Ce qu'il faut retenir
- Le gingembre se décline en plusieurs formes (frais, en poudre, confit, en jus) dont les usages diffèrent selon les objectifs santé.
- Une consommation quotidienne recommandée entre 1 à 4 g par jour pour profiter de ses propriétés anti-inflammatoires et digestives.
- Certaines précautions s’imposent : éviter les doses excessives, ne pas associer avec certains médicaments anticoagulants, et privilégier les versions bio pour limiter les résidus de pesticides.
- Les shots au gingembre, très tendance, doivent être dosés avec modération (1 à 2 cl par jour) pour éviter les effets indésirables comme les brûlures d’estomac.
- Côté conservation, le rhizome frais se garde jusqu’à trois semaines au réfrigérateur, tandis que la poudre peut se conserver plusieurs mois dans un endroit sec et à l’abri de la lumière.
Des formes adaptées à chaque usage
Le gingembre se décline en plusieurs présentations, chacune ayant ses spécificités. Frais, il apporte une saveur intense et des composés actifs comme le gingérol, aux vertus anti-nauséeuses et anti-douleurs. En poudre, il se conserve plus longtemps mais perd une partie de ses propriétés thermosensibles. Confits ou marinés, il est souvent utilisé pour adoucir son goût piquant, tandis que le jus concentré permet des cures ponctuelles mais déconseillées sur le long terme en raison de son acidité.
Selon Top Santé, « le choix de la forme dépend de l’objectif recherché : pour une action immédiate, privilégiez le gingembre frais ou en jus ; pour une consommation régulière, la poudre ou le rhizome séché est plus pratique », précise un naturopathe cité par le magazine.
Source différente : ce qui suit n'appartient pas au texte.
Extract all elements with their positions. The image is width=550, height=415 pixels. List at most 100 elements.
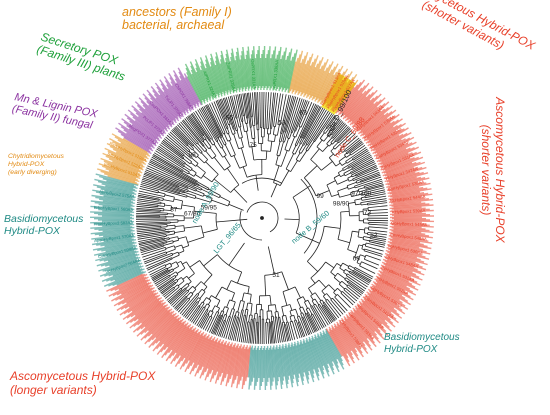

Dosage et précautions : l’équilibre est essentiel
Une consommation excessive de gingembre peut provoquer des effets indésirables comme des brûlures d’estomac, des diarrhées ou des maux de tête. La dose journalière recommandée varie entre 1 et 4 g par jour, soit environ une cuillère à café rase de poudre ou un morceau de 2 cm de rhizome frais. Pour les femmes enceintes, la limite descend à 1 g par jour, en raison de ses propriétés stimulantes sur l’utérus. Les personnes sous anticoagulants doivent également consulter leur médecin avant toute cure, le gingembre pouvant potentialiser l’effet des médicaments.
Autre point crucial : la qualité du produit. Les experts de Top Santé recommandent de choisir du gingembre bio pour éviter les résidus de pesticides, notamment sur la peau du rhizome, souvent consommée en infusion ou en jus. « Un gingembre non bio peut contenir jusqu’à 30 % de pesticides en plus par rapport à une version certifiée », souligne une étude citée par le magazine.
Les shots au gingembre : une tendance à consommer avec modération
Les shots au gingembre, popularisés par les régimes détox et les influenceurs santé, connaissent un essor constant. Pourtant, leur concentration élevée en gingérol — jusqu’à 10 fois plus qu’une infusion classique — peut irriter la muqueuse gastrique. Top Santé conseille de limiter leur consommation à 1 à 2 cl par jour, de préférence le matin à jeun pour stimuler la digestion. « Boire un shot trop concentré peut provoquer des reflux acides ou des nausées chez les personnes sensibles », met en garde le nutritionniste interrogé par le magazine.
Pour adoucir leur goût âcre, certains y ajoutent du citron ou du miel, mais attention aux calories : une cuillère à café de miel équivaut à 20 kcal. Les versions industrielles, souvent sucrées, perdent en partie les bienfaits du gingembre et sont à éviter en cure prolongée.
Reste une question ouverte : jusqu’où peut-on pousser les doses pour un effet optimal sans risque ? Les avis divergent encore, et les prochaines recommandations officielles pourraient évoluer d’ici 2027, en fonction des nouvelles données scientifiques.
Non, le gingembre ne constitue en aucun cas un substitut à un traitement médical prescrit. Il peut en revanche compléter une approche thérapeutique pour certains troubles digestifs ou inflammatoires, toujours sous supervision médicale. Comme le rappelle Top Santé, « les interactions avec les médicaments, notamment anticoagulants, nécessitent une vigilance accrue ».